Don't get too distracted by initialization procedures, those might look ugly but once you pay attention they are simply setting arrays to something. The above algorithm has done most of the work for us now! We now know what routines we need to look for:
- Horizontal/Vertical viscosities
- Coriolis
- Barotropic solver
- Continuity
A key concept here can be extracted from MOM, the first M means "modular". Each physics engine should be a module, i.e. it should be able to be run as standalone. Why? Because if I only want to optimize the Coriolis routines, why should I have to run everything else? So when creating a mini-app always try to have a separation of concerns.
We go into the magical place that is MOM6/src/core, which is where most of the routines we're interested in are. The viscosities are parametrizations, i.e.

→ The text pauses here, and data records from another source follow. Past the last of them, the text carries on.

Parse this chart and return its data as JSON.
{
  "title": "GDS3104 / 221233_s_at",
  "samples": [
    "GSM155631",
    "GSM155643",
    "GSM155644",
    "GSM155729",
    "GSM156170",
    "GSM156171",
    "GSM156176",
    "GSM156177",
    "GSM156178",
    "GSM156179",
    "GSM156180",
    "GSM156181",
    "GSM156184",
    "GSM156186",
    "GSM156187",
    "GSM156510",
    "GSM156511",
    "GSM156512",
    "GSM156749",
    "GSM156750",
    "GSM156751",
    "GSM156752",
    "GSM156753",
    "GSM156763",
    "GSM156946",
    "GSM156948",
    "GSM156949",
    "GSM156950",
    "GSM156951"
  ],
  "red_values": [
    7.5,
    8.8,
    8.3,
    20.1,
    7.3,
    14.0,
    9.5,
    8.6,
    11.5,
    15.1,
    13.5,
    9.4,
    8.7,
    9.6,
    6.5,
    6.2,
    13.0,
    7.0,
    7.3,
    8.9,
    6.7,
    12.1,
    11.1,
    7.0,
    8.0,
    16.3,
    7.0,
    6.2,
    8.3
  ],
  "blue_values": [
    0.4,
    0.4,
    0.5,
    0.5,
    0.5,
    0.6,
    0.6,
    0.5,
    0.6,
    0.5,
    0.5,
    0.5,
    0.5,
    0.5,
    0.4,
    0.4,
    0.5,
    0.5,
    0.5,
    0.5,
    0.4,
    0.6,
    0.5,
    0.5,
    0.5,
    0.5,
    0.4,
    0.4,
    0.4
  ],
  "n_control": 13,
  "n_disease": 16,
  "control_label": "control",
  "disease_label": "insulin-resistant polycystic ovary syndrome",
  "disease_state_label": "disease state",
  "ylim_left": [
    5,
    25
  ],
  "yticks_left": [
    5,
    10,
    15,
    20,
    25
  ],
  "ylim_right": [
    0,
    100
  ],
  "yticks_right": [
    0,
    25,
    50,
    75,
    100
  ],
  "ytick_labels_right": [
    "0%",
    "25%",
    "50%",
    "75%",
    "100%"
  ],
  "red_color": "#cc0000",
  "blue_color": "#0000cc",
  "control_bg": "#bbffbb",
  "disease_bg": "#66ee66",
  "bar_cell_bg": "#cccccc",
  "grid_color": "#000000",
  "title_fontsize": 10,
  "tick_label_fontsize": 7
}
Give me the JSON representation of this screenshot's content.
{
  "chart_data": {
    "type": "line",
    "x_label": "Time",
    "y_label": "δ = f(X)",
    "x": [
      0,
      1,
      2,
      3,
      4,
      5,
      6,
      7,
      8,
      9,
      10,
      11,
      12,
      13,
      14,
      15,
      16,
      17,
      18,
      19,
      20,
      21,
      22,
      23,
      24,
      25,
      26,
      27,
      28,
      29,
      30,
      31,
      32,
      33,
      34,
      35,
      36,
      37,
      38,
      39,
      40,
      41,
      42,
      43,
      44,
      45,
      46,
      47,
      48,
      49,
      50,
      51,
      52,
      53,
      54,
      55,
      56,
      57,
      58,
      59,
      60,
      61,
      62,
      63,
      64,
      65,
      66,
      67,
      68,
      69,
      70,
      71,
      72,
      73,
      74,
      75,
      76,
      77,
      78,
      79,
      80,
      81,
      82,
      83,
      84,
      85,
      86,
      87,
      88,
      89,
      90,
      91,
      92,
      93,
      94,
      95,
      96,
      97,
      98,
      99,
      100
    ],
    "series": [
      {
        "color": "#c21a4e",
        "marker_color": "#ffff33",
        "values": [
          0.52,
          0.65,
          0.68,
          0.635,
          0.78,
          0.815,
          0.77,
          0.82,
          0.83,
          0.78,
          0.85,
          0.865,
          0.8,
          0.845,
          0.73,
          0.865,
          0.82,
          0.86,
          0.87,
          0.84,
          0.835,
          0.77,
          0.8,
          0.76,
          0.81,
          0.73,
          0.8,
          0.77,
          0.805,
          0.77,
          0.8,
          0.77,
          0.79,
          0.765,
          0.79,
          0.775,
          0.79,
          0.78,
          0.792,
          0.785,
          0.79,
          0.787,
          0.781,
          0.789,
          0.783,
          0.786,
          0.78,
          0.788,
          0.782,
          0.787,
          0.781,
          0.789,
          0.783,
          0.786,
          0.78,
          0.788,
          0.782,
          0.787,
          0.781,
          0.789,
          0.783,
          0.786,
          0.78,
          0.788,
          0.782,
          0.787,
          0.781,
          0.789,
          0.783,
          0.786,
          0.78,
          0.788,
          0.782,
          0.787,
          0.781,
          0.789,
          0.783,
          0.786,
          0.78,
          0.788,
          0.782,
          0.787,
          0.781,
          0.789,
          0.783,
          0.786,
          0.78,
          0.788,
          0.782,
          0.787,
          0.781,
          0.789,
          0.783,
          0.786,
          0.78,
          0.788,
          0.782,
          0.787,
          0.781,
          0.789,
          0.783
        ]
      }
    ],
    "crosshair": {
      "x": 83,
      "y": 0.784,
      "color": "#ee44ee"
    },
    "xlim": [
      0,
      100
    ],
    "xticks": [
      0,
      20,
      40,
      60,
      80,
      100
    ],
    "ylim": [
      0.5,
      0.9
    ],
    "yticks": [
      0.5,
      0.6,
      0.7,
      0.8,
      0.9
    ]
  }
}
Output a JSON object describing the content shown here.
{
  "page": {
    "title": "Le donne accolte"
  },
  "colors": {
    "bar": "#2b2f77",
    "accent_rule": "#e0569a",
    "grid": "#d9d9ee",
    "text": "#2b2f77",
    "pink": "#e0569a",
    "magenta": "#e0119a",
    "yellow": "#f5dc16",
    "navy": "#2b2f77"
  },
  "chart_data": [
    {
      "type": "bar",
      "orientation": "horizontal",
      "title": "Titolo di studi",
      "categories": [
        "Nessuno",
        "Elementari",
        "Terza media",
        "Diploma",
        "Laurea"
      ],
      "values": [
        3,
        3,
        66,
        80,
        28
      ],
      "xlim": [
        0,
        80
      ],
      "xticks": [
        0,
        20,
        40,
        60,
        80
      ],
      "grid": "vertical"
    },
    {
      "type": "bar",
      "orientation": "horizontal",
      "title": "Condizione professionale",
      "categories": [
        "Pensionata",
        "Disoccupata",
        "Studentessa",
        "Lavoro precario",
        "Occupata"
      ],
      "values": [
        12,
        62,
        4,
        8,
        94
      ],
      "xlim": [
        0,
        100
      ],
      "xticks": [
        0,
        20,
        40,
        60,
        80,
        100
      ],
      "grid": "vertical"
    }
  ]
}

approximations to extremely annoying physics. If you're feeling adventurous code up a non-hydrostatic solver that tries to resolve the vertical physics. It is
_ a w f u l_. Here we have:
MOM_barotropic.F90
MOM_continuity_PPM.F90
MOM_CoriolisAdv.F90
So then we follow the MOM_dyn_split_RK2.F90 to find the function names that are the most interesting, for simplicity we will do the call btstep(..). Inside
a MOM6 subroutine, we can think of them like:
subroutine btstep(....)
real :: x
integer :: y
logical :: a
! indices mapping
is = G%isc ; ie = G%iec ; js = G%jsc ; je = G%jec ; nz = GV%ke
! bookkeeping (timing, profiling)
if(OBC) then
endif
! halo updates (look for do_group_pass)
call create_group_pass(...)
! begin real work
...
end subroutine btstep
OBCs etc. will make your life less overwhelming. Once in, the magic is just realizing the loops are just loops!
do j=js,je ; do I=is-1,ie
uhbt0(I,j) = uhbt(I,j) - find_uhbt(dt*ubt(I,j), BTCL_u(I,j)) * Idt
enddo ; enddo
As you go into the routine you'll realize that there are patterns. Certain routines loop over certain indices, there's us and vs and you start quickly
noticing how the algorithms are structured. This is the way, you simply just continue doing this with a lot of patience.
The mini-app is a work of hackathon and obsession, trying to compare lots of stuff (serial, openmp, openacc, cuda-fortran) just to get knowledge about the advantages and disadvantages of each approach. Testing performance without having to worry too much about breaking MOM6.